O carinho é o mesmo por Rick Berman, que estava lado a lado com Roddenberry na produção da série, enquanto Maurice Hurley cuidava da equipe de roteiristas. "Rick foi muito, muito bom para mim do começo até meu último episódio, e eu tenho por ele muita gratidão."

Embora Jornada tradicionalmente fosse controlada por escritores e produtores, Bowman disse ter tido muita liberdade naquela época. "Eu estava muito entusiasmado e queria ser parte integrante da série e pareceu que Rick Berman me deu um pouco mais de latitude do que a um diretor típico", diz. "Mas acho que eu me dei muito, muito bem, e Rick me protegeu e me deu muitas oportunidades para experimentar coisas e filmar a série de modos diferentes, e tentar mover a luz por lá, o que nem sempre deu certo! Mas eu senti como se minha voz importasse; eu senti que quando eu falava eu era ouvido, e que eu era parte da solução dos problemas das filmagens diárias."
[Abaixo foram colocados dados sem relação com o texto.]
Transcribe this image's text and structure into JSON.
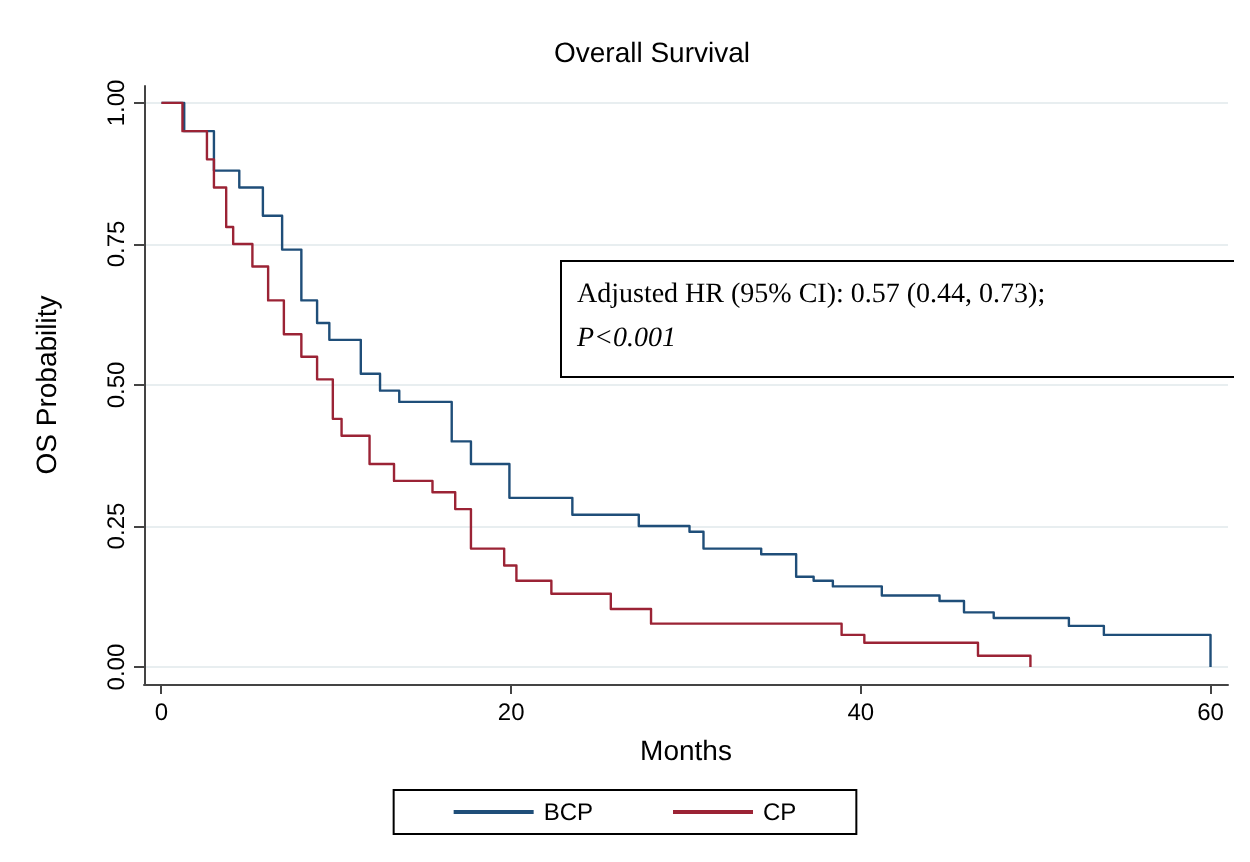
{
  "chart_data": {
    "type": "step",
    "title": "Overall Survival",
    "xlabel": "Months",
    "ylabel": "OS Probability",
    "xlim": [
      -1,
      61
    ],
    "xticks": [
      0,
      20,
      40,
      60
    ],
    "ylim": [
      -0.03,
      1.03
    ],
    "yticks": [
      {
        "value": 0,
        "label": "0.00"
      },
      {
        "value": 0.25,
        "label": "0.25"
      },
      {
        "value": 0.5,
        "label": "0.50"
      },
      {
        "value": 0.75,
        "label": "0.75"
      },
      {
        "value": 1,
        "label": "1.00"
      }
    ],
    "series": [
      {
        "name": "BCP",
        "color": "#1f4e79",
        "x": [
          0,
          1.3,
          3.0,
          4.45,
          5.8,
          6.9,
          8.0,
          8.9,
          9.6,
          11.4,
          12.5,
          13.6,
          16.6,
          17.7,
          19.9,
          23.5,
          27.3,
          30.2,
          31.0,
          34.3,
          36.3,
          37.3,
          38.4,
          41.2,
          44.5,
          45.9,
          47.6,
          51.9,
          53.9,
          60
        ],
        "values": [
          1,
          0.95,
          0.88,
          0.85,
          0.8,
          0.74,
          0.65,
          0.61,
          0.58,
          0.52,
          0.49,
          0.47,
          0.4,
          0.36,
          0.3,
          0.27,
          0.25,
          0.24,
          0.21,
          0.2,
          0.16,
          0.153,
          0.143,
          0.127,
          0.117,
          0.097,
          0.087,
          0.073,
          0.057,
          0
        ]
      },
      {
        "name": "CP",
        "color": "#9b2335",
        "x": [
          0,
          1.2,
          2.6,
          3.0,
          3.7,
          4.1,
          5.2,
          6.1,
          7.0,
          8.0,
          8.9,
          9.8,
          10.3,
          11.9,
          13.3,
          15.5,
          16.8,
          17.7,
          19.6,
          20.3,
          22.3,
          25.7,
          28.0,
          38.9,
          40.2,
          46.7,
          49.7
        ],
        "values": [
          1,
          0.95,
          0.9,
          0.85,
          0.78,
          0.75,
          0.71,
          0.65,
          0.59,
          0.55,
          0.51,
          0.44,
          0.41,
          0.36,
          0.33,
          0.31,
          0.28,
          0.21,
          0.18,
          0.153,
          0.13,
          0.103,
          0.077,
          0.057,
          0.043,
          0.02,
          0
        ]
      }
    ],
    "annotations": [
      "Adjusted HR (95% CI): 0.57 (0.44, 0.73);",
      "P<0.001"
    ],
    "grid": "y",
    "legend": "bottom",
    "marker": "none",
    "line_style": "solid"
  }
}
Bowman acabou deixando a série após "Shades of Gray", voltando apenas uma vez na quarta temporada da série. Não foi por falta de gosto pelo franchise. "Havia muitas novas séries de TV audaciosas lá fora na época --'Miami Vice', 'Crime Story'-- e eu estava fazendo Jornada, que algumas pessoas pensavam que era meio esgotada e simples. Mas não era; era altamente imaginativa e criativa, e os produtores-executivos eram muito acessíveis. Eu pensei, 'Sou parte da história aqui; por que eu não gostaria de fazê-lo? Eu não quero ir fazer tiras e advogados.' Mas quando eu contratei um novo empresário ele disse, 'Eu não quero mais você fazendo Jornada nas Estrelas.'"
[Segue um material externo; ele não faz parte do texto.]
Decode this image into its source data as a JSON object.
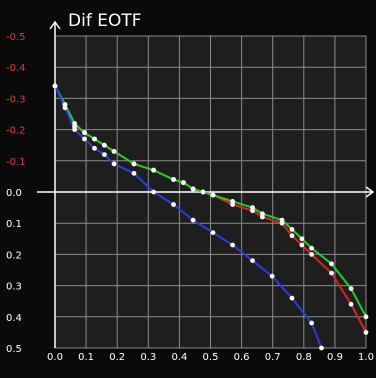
{
  "chart_data": {
    "type": "line",
    "title": "Dif EOTF",
    "xlabel": "",
    "ylabel": "",
    "xlim": [
      0.0,
      1.0
    ],
    "ylim": [
      -0.5,
      0.5
    ],
    "y_axis_inverted": true,
    "grid": true,
    "x_ticks": [
      "0.0",
      "0.1",
      "0.2",
      "0.3",
      "0.4",
      "0.5",
      "0.6",
      "0.7",
      "0.8",
      "0.9",
      "1.0"
    ],
    "y_ticks": [
      "-0.5",
      "-0.4",
      "-0.3",
      "-0.2",
      "-0.1",
      "0.0",
      "0.1",
      "0.2",
      "0.3",
      "0.4",
      "0.5"
    ],
    "y_tick_colors": [
      "#d83a3a",
      "#d83a3a",
      "#d83a3a",
      "#d83a3a",
      "#d83a3a",
      "#ffffff",
      "#ffffff",
      "#ffffff",
      "#ffffff",
      "#ffffff",
      "#ffffff"
    ],
    "colors": {
      "background": "#1e1e1e",
      "outer": "#0a0a0a",
      "grid": "#8c8c8c",
      "axis": "#ffffff",
      "marker": "#ffffff"
    },
    "series": [
      {
        "color": "#e02020",
        "x": [
          0.0,
          0.032,
          0.063,
          0.095,
          0.127,
          0.159,
          0.19,
          0.254,
          0.317,
          0.381,
          0.413,
          0.444,
          0.476,
          0.508,
          0.571,
          0.635,
          0.667,
          0.73,
          0.762,
          0.794,
          0.825,
          0.889,
          0.952,
          1.0
        ],
        "y": [
          -0.34,
          -0.28,
          -0.21,
          -0.19,
          -0.17,
          -0.15,
          -0.13,
          -0.09,
          -0.07,
          -0.04,
          -0.03,
          -0.01,
          0.0,
          0.01,
          0.04,
          0.06,
          0.08,
          0.1,
          0.14,
          0.17,
          0.2,
          0.26,
          0.36,
          0.45
        ]
      },
      {
        "color": "#20d020",
        "x": [
          0.0,
          0.032,
          0.063,
          0.095,
          0.127,
          0.159,
          0.19,
          0.254,
          0.317,
          0.381,
          0.413,
          0.444,
          0.476,
          0.508,
          0.571,
          0.635,
          0.667,
          0.73,
          0.762,
          0.794,
          0.825,
          0.889,
          0.952,
          1.0
        ],
        "y": [
          -0.34,
          -0.28,
          -0.22,
          -0.19,
          -0.17,
          -0.15,
          -0.13,
          -0.09,
          -0.07,
          -0.04,
          -0.03,
          -0.01,
          0.0,
          0.01,
          0.03,
          0.05,
          0.07,
          0.09,
          0.12,
          0.15,
          0.18,
          0.23,
          0.31,
          0.4
        ]
      },
      {
        "color": "#2a3ae8",
        "x": [
          0.0,
          0.032,
          0.063,
          0.095,
          0.127,
          0.159,
          0.19,
          0.254,
          0.317,
          0.381,
          0.444,
          0.508,
          0.571,
          0.635,
          0.698,
          0.762,
          0.825,
          0.857
        ],
        "y": [
          -0.34,
          -0.27,
          -0.2,
          -0.17,
          -0.14,
          -0.12,
          -0.09,
          -0.06,
          0.0,
          0.04,
          0.09,
          0.13,
          0.17,
          0.22,
          0.27,
          0.34,
          0.42,
          0.5
        ]
      }
    ]
  }
}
E ele não foi o único a sair.


Na equipe de produção, algumas alterações

Do staff da primeira temporada, algumas mudanças ocorreram. Talvez a mais sentida tenha sido a saída de Andrew Probert, responsável pela criação de naves, utensílios e semelhantes. Probert foi o criador da Enterprise-D, da nave Romulana e também trabalhou no primeiro filme de cinema de Jornada, fazendo a atualização do design da Enterprise original. Em seu lugar ficou Rick Sternbach, já entrevistado pelo Trek Brasilis. Junto com Michael Okuda, Sternbach criou inúmeras piadas, homenagens ou citações nos displays gráficos da Enterprise-D. Porém isso é algo que só quem está no set de filmagem poderia perceber.
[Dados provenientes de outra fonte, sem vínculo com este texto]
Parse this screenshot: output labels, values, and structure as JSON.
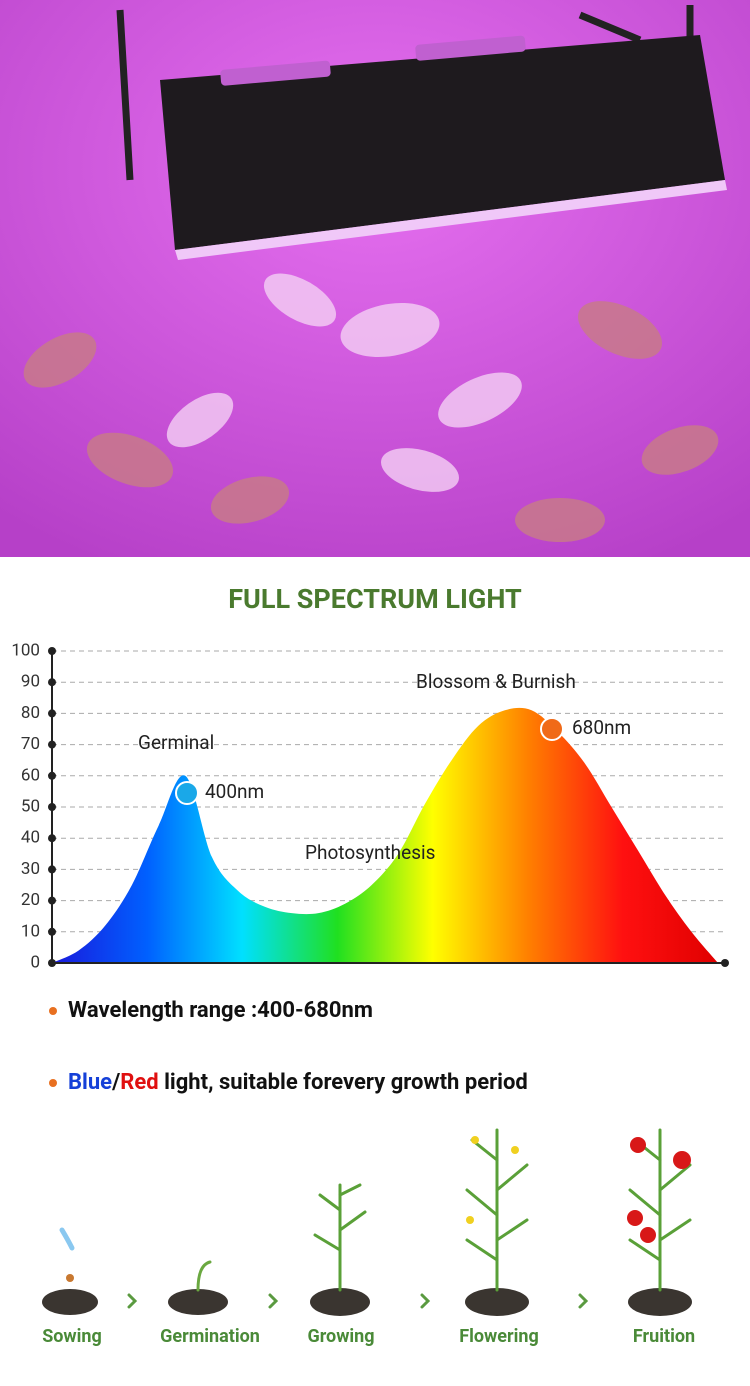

A equipe de escritores poderia ter se mantido inalterada, se não fosse pela saída de Robert Lewin ("Datalore"), descontente com as constantes revisões que Roddenberry fazia em seus trabalhos, e de Hanna Louise Shearer ("When the Bough Breaks"). Hanna Louise ainda voltaria para escrever dois episódios como free-lancer. Além disso, o time sentia a falta de David Gerrold, veterano da Série Clássica que não voltou para o segundo ano.


Junto com Roddenberry, estavam de volta Rick Berman, Maurice Hurley, Peter Lauritson, David Livingston e Tracy Tormé. Tracy, que tinha o título de "co-editor executivo de histórias", foi rebaixado para "consultor criativo" após um conflito com Maurice Hurley sobre o roteiro de "The Royale". Na verdade, a rusga tinha sido apenas a gota d'água.

Quando entrou para a equipe de roteiristas, no início da série, Torme conseguiu um acordo com o criador para não participar das reuniões dos roteiristas ou rescrever roteiros. Ele só trabalhava sozinho e tinha um compromisso de escrever três roteiros por temporada.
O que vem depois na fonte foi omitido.